In the STAR*D study, researchers led by Ira Lesser, M.D., chair of psychiatry at Harbor-UCLA Medical Center in Los Angeles, sought to find out if Hispanic patients with major depressive disorder who preferred communicating in Spanish (n=74) differed in illness severity or response patterns compared with Hispanic patients who preferred speaking in English (n=121). The participants all were enrolled in the trial from two Southern California treatment sites and accounted for 60 percent of the Hispanics in the STAR*D trial.

Research coordinators who were both bilingual and bicultural assessed participants choosing Spanish, and bilingual and bicultural physicians managed their treatment with the antidepressant citalopram.

Before adjustment of confounding variables, the Spanish speakers were less likely to achieve remission and took longer to get there, wrote Lesser and colleagues. However, adjustment for demographic, clinical, functional, and severity variables eliminated those differences, indicating that those factors may be just the ones standing in the way of better outcomes for these patients, they said.

"[T]he poorer response by Spanish speakers may be related to factors such as their more disadvantaged socioeconomic status or higher medical burden, rather than their language preference per se," wrote the authors.

The Spanish speakers tended to be older and less educated than their counterparts who preferred using English, with lower incomes and a first major depressive episode occurring later in life.

"These baseline differences are consistent with what we know about Latinos with mental illness" who prefer to speak Spanish, said Pumariega. "They have more socioeconomic and medical illness burdens, but also show more chronicity of mental illness and a longer time to seeking treatment."

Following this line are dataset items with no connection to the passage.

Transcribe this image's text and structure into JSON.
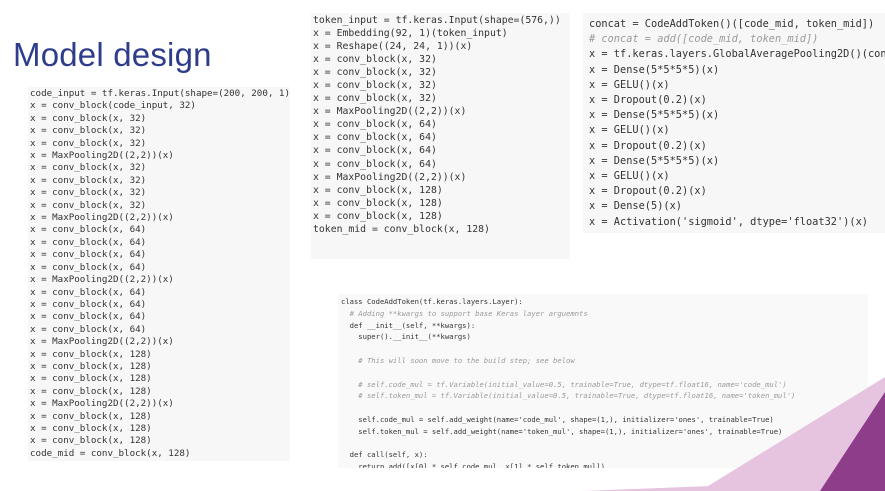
{
  "slide": {
    "title": "Model design",
    "accent_colors": {
      "title": "#2e3c8c",
      "decor_purple": "#8e3d8a",
      "decor_pink": "#e6c4e0",
      "code_background": "#f7f7f7"
    }
  },
  "code_panels": {
    "code_branch": [
      "code_input = tf.keras.Input(shape=(200, 200, 1))",
      "x = conv_block(code_input, 32)",
      "x = conv_block(x, 32)",
      "x = conv_block(x, 32)",
      "x = conv_block(x, 32)",
      "x = MaxPooling2D((2,2))(x)",
      "x = conv_block(x, 32)",
      "x = conv_block(x, 32)",
      "x = conv_block(x, 32)",
      "x = conv_block(x, 32)",
      "x = MaxPooling2D((2,2))(x)",
      "x = conv_block(x, 64)",
      "x = conv_block(x, 64)",
      "x = conv_block(x, 64)",
      "x = conv_block(x, 64)",
      "x = MaxPooling2D((2,2))(x)",
      "x = conv_block(x, 64)",
      "x = conv_block(x, 64)",
      "x = conv_block(x, 64)",
      "x = conv_block(x, 64)",
      "x = MaxPooling2D((2,2))(x)",
      "x = conv_block(x, 128)",
      "x = conv_block(x, 128)",
      "x = conv_block(x, 128)",
      "x = conv_block(x, 128)",
      "x = MaxPooling2D((2,2))(x)",
      "x = conv_block(x, 128)",
      "x = conv_block(x, 128)",
      "x = conv_block(x, 128)",
      "code_mid = conv_block(x, 128)"
    ],
    "token_branch": [
      "token_input = tf.keras.Input(shape=(576,))",
      "x = Embedding(92, 1)(token_input)",
      "x = Reshape((24, 24, 1))(x)",
      "x = conv_block(x, 32)",
      "x = conv_block(x, 32)",
      "x = conv_block(x, 32)",
      "x = conv_block(x, 32)",
      "x = MaxPooling2D((2,2))(x)",
      "x = conv_block(x, 64)",
      "x = conv_block(x, 64)",
      "x = conv_block(x, 64)",
      "x = conv_block(x, 64)",
      "x = MaxPooling2D((2,2))(x)",
      "x = conv_block(x, 128)",
      "x = conv_block(x, 128)",
      "x = conv_block(x, 128)",
      "token_mid = conv_block(x, 128)"
    ],
    "head": [
      "concat = CodeAddToken()([code_mid, token_mid])",
      "# concat = add([code_mid, token_mid])",
      "x = tf.keras.layers.GlobalAveragePooling2D()(con",
      "x = Dense(5*5*5*5)(x)",
      "x = GELU()(x)",
      "x = Dropout(0.2)(x)",
      "x = Dense(5*5*5*5)(x)",
      "x = GELU()(x)",
      "x = Dropout(0.2)(x)",
      "x = Dense(5*5*5*5)(x)",
      "x = GELU()(x)",
      "x = Dropout(0.2)(x)",
      "x = Dense(5)(x)",
      "x = Activation('sigmoid', dtype='float32')(x)"
    ],
    "layer_class": [
      "class CodeAddToken(tf.keras.layers.Layer):",
      "  # Adding **kwargs to support base Keras layer arguemnts",
      "  def __init__(self, **kwargs):",
      "    super().__init__(**kwargs)",
      "",
      "    # This will soon move to the build step; see below",
      "",
      "    # self.code_mul = tf.Variable(initial_value=0.5, trainable=True, dtype=tf.float16, name='code_mul')",
      "    # self.token_mul = tf.Variable(initial_value=0.5, trainable=True, dtype=tf.float16, name='token_mul')",
      "",
      "    self.code_mul = self.add_weight(name='code_mul', shape=(1,), initializer='ones', trainable=True)",
      "    self.token_mul = self.add_weight(name='token_mul', shape=(1,), initializer='ones', trainable=True)",
      "",
      "  def call(self, x):",
      "    return add([x[0] * self.code_mul, x[1] * self.token_mul])"
    ]
  }
}
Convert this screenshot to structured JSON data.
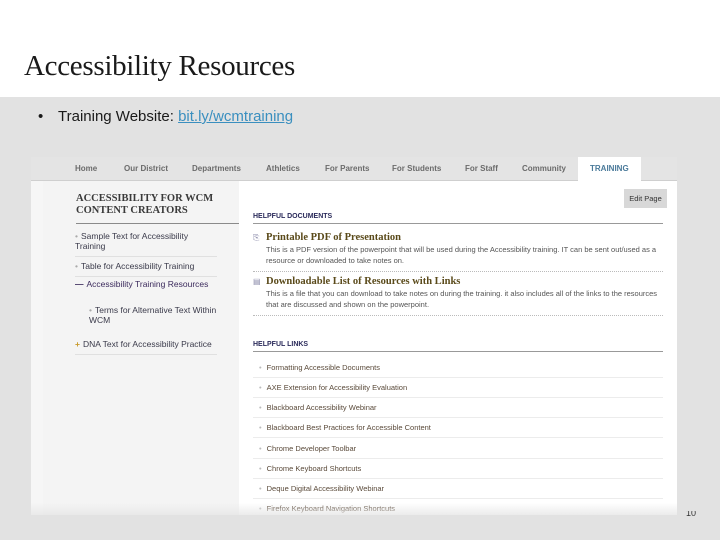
{
  "slide": {
    "title": "Accessibility Resources",
    "bullet_prefix": "Training Website: ",
    "bullet_link": "bit.ly/wcmtraining",
    "page_number": "10"
  },
  "website": {
    "nav": [
      "Home",
      "Our District",
      "Departments",
      "Athletics",
      "For Parents",
      "For Students",
      "For Staff",
      "Community",
      "TRAINING"
    ],
    "active_tab": "TRAINING",
    "sidebar": {
      "heading": "ACCESSIBILITY FOR WCM CONTENT CREATORS",
      "items": [
        {
          "marker": "•",
          "label": "Sample Text for Accessibility Training"
        },
        {
          "marker": "•",
          "label": "Table for Accessibility Training"
        },
        {
          "marker": "—",
          "label": "Accessibility Training Resources"
        },
        {
          "marker": "•",
          "label": "Terms for Alternative Text Within WCM"
        },
        {
          "marker": "+",
          "label": "DNA Text for Accessibility Practice"
        }
      ]
    },
    "edit_button": "Edit Page",
    "helpful_documents": {
      "heading": "HELPFUL DOCUMENTS",
      "items": [
        {
          "icon": "pdf-file-icon",
          "title": "Printable PDF of Presentation",
          "description": "This is a PDF version of the powerpoint that will be used during the Accessibility training. IT can be sent out/used as a resource or downloaded to take notes on."
        },
        {
          "icon": "doc-file-icon",
          "title": "Downloadable List of Resources with Links",
          "description": "This is a file that you can download to take notes on during the training. it also includes all of the links to the resources that are discussed and shown on the powerpoint."
        }
      ]
    },
    "helpful_links": {
      "heading": "HELPFUL LINKS",
      "items": [
        "Formatting Accessible Documents",
        "AXE Extension for Accessibility Evaluation",
        "Blackboard Accessibility Webinar",
        "Blackboard Best Practices for Accessible Content",
        "Chrome Developer Toolbar",
        "Chrome Keyboard Shortcuts",
        "Deque Digital Accessibility Webinar",
        "Firefox Keyboard Navigation Shortcuts"
      ]
    }
  }
}
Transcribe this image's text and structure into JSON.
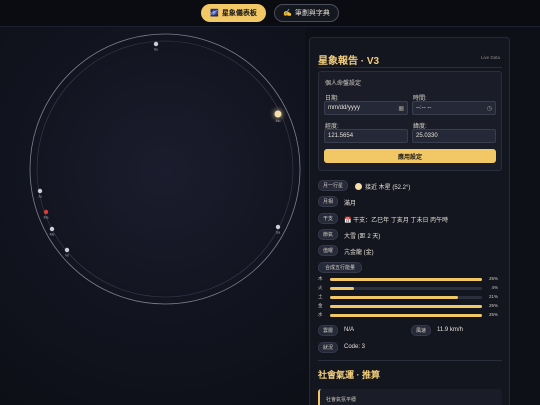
{
  "tabs": [
    {
      "icon": "🌌",
      "label": "星象儀表板"
    },
    {
      "icon": "✍️",
      "label": "筆劃與字典"
    }
  ],
  "sky": {
    "planets": [
      {
        "name": "Su",
        "color": "#cfd0d6"
      },
      {
        "name": "Mo",
        "color": "#f6dfaa"
      },
      {
        "name": "Ju",
        "color": "#cfd0d6"
      },
      {
        "name": "Ma",
        "color": "#e03a3a"
      },
      {
        "name": "Me",
        "color": "#cfd0d6"
      },
      {
        "name": "Ve",
        "color": "#cfd0d6"
      },
      {
        "name": "Sa",
        "color": "#cfd0d6"
      }
    ]
  },
  "panel": {
    "title": "星象報告 · V3",
    "live_label": "Live Data",
    "settings": {
      "title": "個人命盤設定",
      "date_label": "日期:",
      "date_placeholder": "mm/dd/yyyy",
      "time_label": "時間:",
      "time_placeholder": "--:-- --",
      "longitude_label": "經度:",
      "longitude_value": "121.5654",
      "latitude_label": "緯度:",
      "latitude_value": "25.0330",
      "apply_label": "應用設定"
    },
    "info": {
      "moon_planet_chip": "月一行星",
      "moon_planet_value": "接近 木星 (52.2°)",
      "moon_phase_chip": "月相",
      "moon_phase_value": "滿月",
      "ganzhi_chip": "干支",
      "ganzhi_icon": "📅",
      "ganzhi_value": "干支：乙巳年 丁亥月 丁未日 丙午時",
      "solar_term_chip": "節氣",
      "solar_term_value": "大雪 (距 2 天)",
      "daygod_chip": "值曜",
      "daygod_value": "亢金龍 (金)"
    },
    "elements_chip": "合成五行能量",
    "elements": [
      {
        "name": "木",
        "percent": 25,
        "label": "25%"
      },
      {
        "name": "火",
        "percent": 4,
        "label": "4%"
      },
      {
        "name": "土",
        "percent": 21,
        "label": "21%"
      },
      {
        "name": "金",
        "percent": 25,
        "label": "25%"
      },
      {
        "name": "水",
        "percent": 25,
        "label": "25%"
      }
    ],
    "weather": {
      "cloud_chip": "雲層",
      "cloud_value": "N/A",
      "wind_chip": "風速",
      "wind_value": "11.9 km/h",
      "status_chip": "狀況",
      "status_value": "Code: 3"
    },
    "social_title": "社會氣運 · 推算",
    "social_card_label": "社會氣氛平穩"
  },
  "colors": {
    "accent": "#f2c867",
    "title": "#f2cd7a",
    "bg": "#0e1018"
  }
}
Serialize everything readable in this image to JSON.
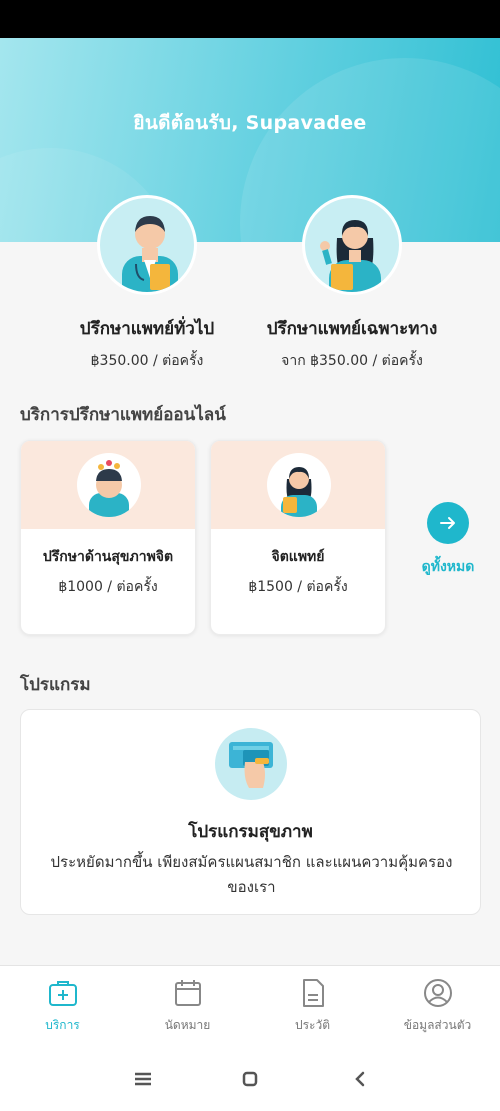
{
  "header": {
    "welcome": "ยินดีต้อนรับ, Supavadee"
  },
  "consults": [
    {
      "title": "ปรึกษาแพทย์ทั่วไป",
      "price": "฿350.00 / ต่อครั้ง"
    },
    {
      "title": "ปรึกษาแพทย์เฉพาะทาง",
      "price": "จาก ฿350.00 / ต่อครั้ง"
    }
  ],
  "online": {
    "section_title": "บริการปรึกษาแพทย์ออนไลน์",
    "cards": [
      {
        "title": "ปรึกษาด้านสุขภาพจิต",
        "price": "฿1000 / ต่อครั้ง"
      },
      {
        "title": "จิตแพทย์",
        "price": "฿1500 / ต่อครั้ง"
      }
    ],
    "see_all": "ดูทั้งหมด"
  },
  "programs": {
    "section_title": "โปรแกรม",
    "card": {
      "title": "โปรแกรมสุขภาพ",
      "description": "ประหยัดมากขึ้น เพียงสมัครแผนสมาชิก และแผนความคุ้มครองของเรา"
    }
  },
  "bottom_nav": [
    {
      "label": "บริการ",
      "icon": "medical-bag-icon",
      "active": true
    },
    {
      "label": "นัดหมาย",
      "icon": "calendar-icon",
      "active": false
    },
    {
      "label": "ประวัติ",
      "icon": "document-icon",
      "active": false
    },
    {
      "label": "ข้อมูลส่วนตัว",
      "icon": "user-circle-icon",
      "active": false
    }
  ],
  "colors": {
    "accent": "#1fb7cc",
    "hero_start": "#a4e6ee",
    "hero_end": "#2ebfd3",
    "card_top": "#fbe8dd"
  }
}
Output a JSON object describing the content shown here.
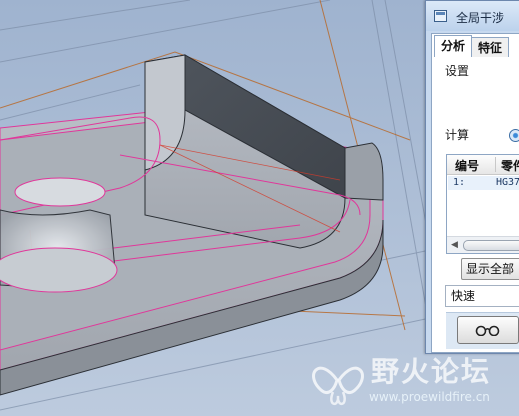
{
  "dialog": {
    "title": "全局干涉",
    "tabs": [
      {
        "label": "分析"
      },
      {
        "label": "特征"
      }
    ],
    "settings_label": "设置",
    "compute_label": "计算",
    "table": {
      "columns": [
        "编号",
        "零件"
      ],
      "rows": [
        {
          "id": "1:",
          "part": "HG37"
        }
      ]
    },
    "show_all_label": "显示全部",
    "mode_value": "快速",
    "glasses_icon": "glasses-icon"
  },
  "watermark": {
    "brand": "野火论坛",
    "url": "www.proewildfire.cn"
  },
  "colors": {
    "viewport_bg": "#aebfd6",
    "part_shade": "#4a4f57",
    "highlight_edge": "#e0379a",
    "datum_plane": "#b85f1c"
  }
}
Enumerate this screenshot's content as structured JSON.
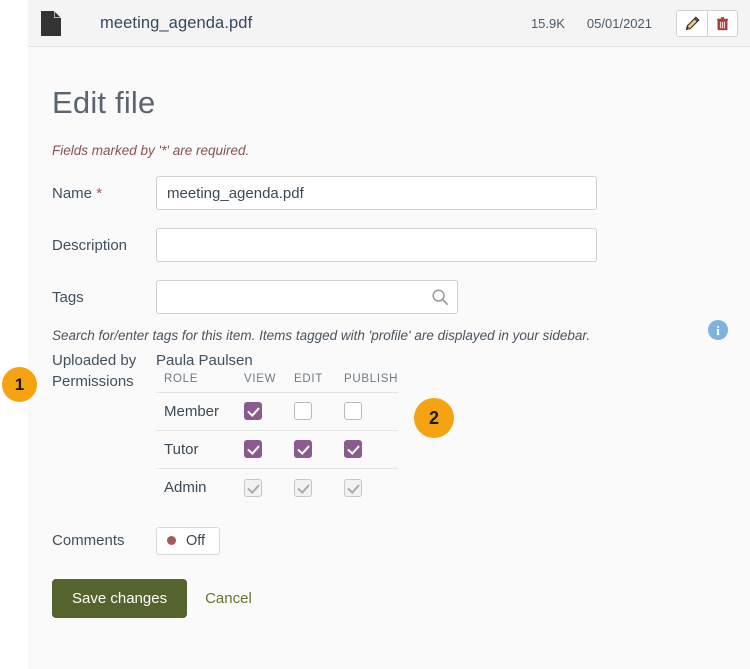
{
  "file_header": {
    "icon": "file-document-icon",
    "name": "meeting_agenda.pdf",
    "size": "15.9K",
    "date": "05/01/2021",
    "edit_icon": "pencil-icon",
    "delete_icon": "trash-icon"
  },
  "page": {
    "title": "Edit file",
    "required_note": "Fields marked by '*' are required."
  },
  "form": {
    "name": {
      "label": "Name",
      "required_marker": "*",
      "value": "meeting_agenda.pdf",
      "placeholder": ""
    },
    "description": {
      "label": "Description",
      "value": "",
      "placeholder": ""
    },
    "tags": {
      "label": "Tags",
      "value": "",
      "placeholder": "",
      "icon": "search-icon",
      "help_text": "Search for/enter tags for this item. Items tagged with 'profile' are displayed in your sidebar."
    },
    "info_icon": {
      "glyph": "i",
      "name": "info-icon",
      "color": "#7fb2dd"
    },
    "uploaded_by": {
      "label": "Uploaded by",
      "value": "Paula Paulsen"
    },
    "permissions": {
      "label": "Permissions",
      "columns": [
        "ROLE",
        "VIEW",
        "EDIT",
        "PUBLISH"
      ],
      "rows": [
        {
          "role": "Member",
          "view": "checked",
          "edit": "unchecked",
          "publish": "unchecked",
          "disabled": false
        },
        {
          "role": "Tutor",
          "view": "checked",
          "edit": "checked",
          "publish": "checked",
          "disabled": false
        },
        {
          "role": "Admin",
          "view": "checked",
          "edit": "checked",
          "publish": "checked",
          "disabled": true
        }
      ]
    },
    "comments": {
      "label": "Comments",
      "state_label": "Off",
      "dot_color": "#a05a5a"
    }
  },
  "actions": {
    "save_label": "Save changes",
    "cancel_label": "Cancel",
    "save_color": "#55632c"
  },
  "callouts": [
    {
      "number": "1"
    },
    {
      "number": "2"
    }
  ],
  "colors": {
    "checkbox_on": "#8b5b90",
    "callout": "#f5a311",
    "required_text": "#8a5252"
  }
}
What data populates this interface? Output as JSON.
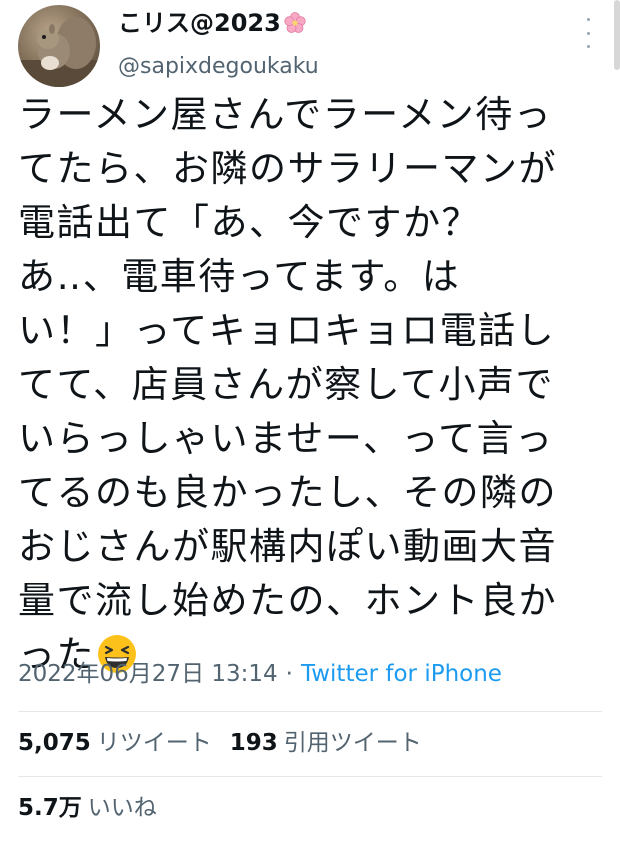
{
  "author": {
    "display_name": "こリス@2023",
    "handle": "@sapixdegoukaku",
    "name_emoji": "cherry-blossom-icon"
  },
  "tweet": {
    "lines": [
      "ラーメン屋さんでラーメン待っ",
      "てたら、お隣のサラリーマンが",
      "電話出て「あ、今ですか？",
      "あ‥、電車待ってます。は",
      "い！」ってキョロキョロ電話し",
      "てて、店員さんが察して小声で",
      "いらっしゃいませー、って言っ",
      "てるのも良かったし、その隣の",
      "おじさんが駅構内ぽい動画大音",
      "量で流し始めたの、ホント良か",
      "った"
    ],
    "trailing_emoji": "grinning-squinting-face-icon"
  },
  "meta": {
    "timestamp": "2022年06月27日 13:14",
    "separator": "·",
    "source": "Twitter for iPhone"
  },
  "stats": {
    "retweets_count": "5,075",
    "retweets_label": "リツイート",
    "quotes_count": "193",
    "quotes_label": "引用ツイート",
    "likes_count": "5.7万",
    "likes_label": "いいね"
  },
  "colors": {
    "text": "#0f1419",
    "secondary": "#536471",
    "link": "#1d9bf0",
    "divider": "#e4e8eb"
  }
}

Part of that disparity may be due not only to socioeconomic issues but to a preference among Latinos for obtaining mental health care from primary care providers, who ordinarily know less about mental illnesses than specialists do, said Pumariega.

"Primary care physicians do not have the same skills as psychiatrists in diagnosing and treating depression, leading to a less-skilled approach to management of depression and possibly contributing to some disparities of outcomes," he said.

Furthermore, a preference for primary care may have deep cultural roots. Among some Latinos, especially the less educated and the more recent arrivals in the United States, there is an added burden of stigma in seeking help, based on experiences in their ancestral countries. To them, seeing a psychiatrist is just the first step on a slippery slope to institutionalization, said Pumariega.

Another issue is the variation of subcultures collected under the single umbrella labeled "Hispanic" or "Latino." "A Cuban-American psychiatrist may well miss the meaning and context of a Mexican-American's story," said Pumariega.

Finally, many clinical trials may contain a subtle, invisible barrier despite all attempts to bridge the gap between researcher and subject, he said.

"It is assumed that Latinos have a clear conception of what depression means to the interviewer or psychiatrist," he said. "If they used culturally specific Spanish-language terms, the responses may have been different. You have to use terminology they use, not what is used in mainstream culture."